His daughter's example motivated Pitts to take action. He and his family started a grassroots charity that helps families dealing with pediatric cancer get the financial resources and emotional support they need.

"Had it not been for my daughter's generosity and her faith in people ... it probably wouldn't have gone too far," said Pitts.

In addition to his charity work, Pitts donated to the organization that once gave his family meals to eat and a place to stay. With his former unit, the 723d Aircraft Maintenance Squadron, he collected two weeks worth of kitchen utensils and supplies, and subsequently collected another 30 days worth with the Air Force Sergeants Association.
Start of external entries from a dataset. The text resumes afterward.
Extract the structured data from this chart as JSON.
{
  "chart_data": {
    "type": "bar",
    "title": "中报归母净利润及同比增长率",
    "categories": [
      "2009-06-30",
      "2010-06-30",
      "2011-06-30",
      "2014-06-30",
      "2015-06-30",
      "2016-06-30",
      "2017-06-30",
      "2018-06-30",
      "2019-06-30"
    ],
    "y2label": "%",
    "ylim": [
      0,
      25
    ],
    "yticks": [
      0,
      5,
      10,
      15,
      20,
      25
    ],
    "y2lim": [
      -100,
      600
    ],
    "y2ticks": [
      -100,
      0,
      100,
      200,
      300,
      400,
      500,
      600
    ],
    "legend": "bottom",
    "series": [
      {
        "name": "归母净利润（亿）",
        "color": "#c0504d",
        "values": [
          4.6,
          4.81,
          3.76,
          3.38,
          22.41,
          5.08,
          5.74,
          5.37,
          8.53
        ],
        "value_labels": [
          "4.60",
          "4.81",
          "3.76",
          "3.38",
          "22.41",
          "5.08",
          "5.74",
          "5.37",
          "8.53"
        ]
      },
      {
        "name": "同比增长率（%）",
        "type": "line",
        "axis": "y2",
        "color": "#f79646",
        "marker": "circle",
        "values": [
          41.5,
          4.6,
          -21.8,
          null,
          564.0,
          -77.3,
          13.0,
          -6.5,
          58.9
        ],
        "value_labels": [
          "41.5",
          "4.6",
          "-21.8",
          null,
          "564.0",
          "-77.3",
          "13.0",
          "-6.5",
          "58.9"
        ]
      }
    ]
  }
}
Pitts and his family also offered their support to Master Sgt. Doug Giltner, 347th Rescue Group evaluator flight engineer, whose son was diagnosed with leukemia as well.

"It's a big experience--not one that anyone should ever have to go through, but if you do have to go through it, you certainly shouldn't have to go through it alone," said Giltner.

"The truth is a grassroots organization won't be able to cure pediatric cancer," said Pitts. "But what we're looking to do is help the children and the families that are affected by pediatric cancer and make their lives a little bit easier."

For Giltner, the encouragement he received from Pitts was impactful.

"It lets me know that tragedy is there, but you can get through," he said. "There are people out there who support you and help you."

Although Elizabeth passed away in July 2010, her memory lives on through the charity.

"We want other people to know Elizabeth. We want other people to know what a cool kid she was. She was very generous, loved everybody," said Pitts.

Although he recognizes that his charity will not cure pediatric cancer, he hopes to contribute to the cause by creating awareness.

"Eventually, if we raise enough awareness ... money starts getting put toward a cure. That's the end result [I hope for], a cure," said Pitts.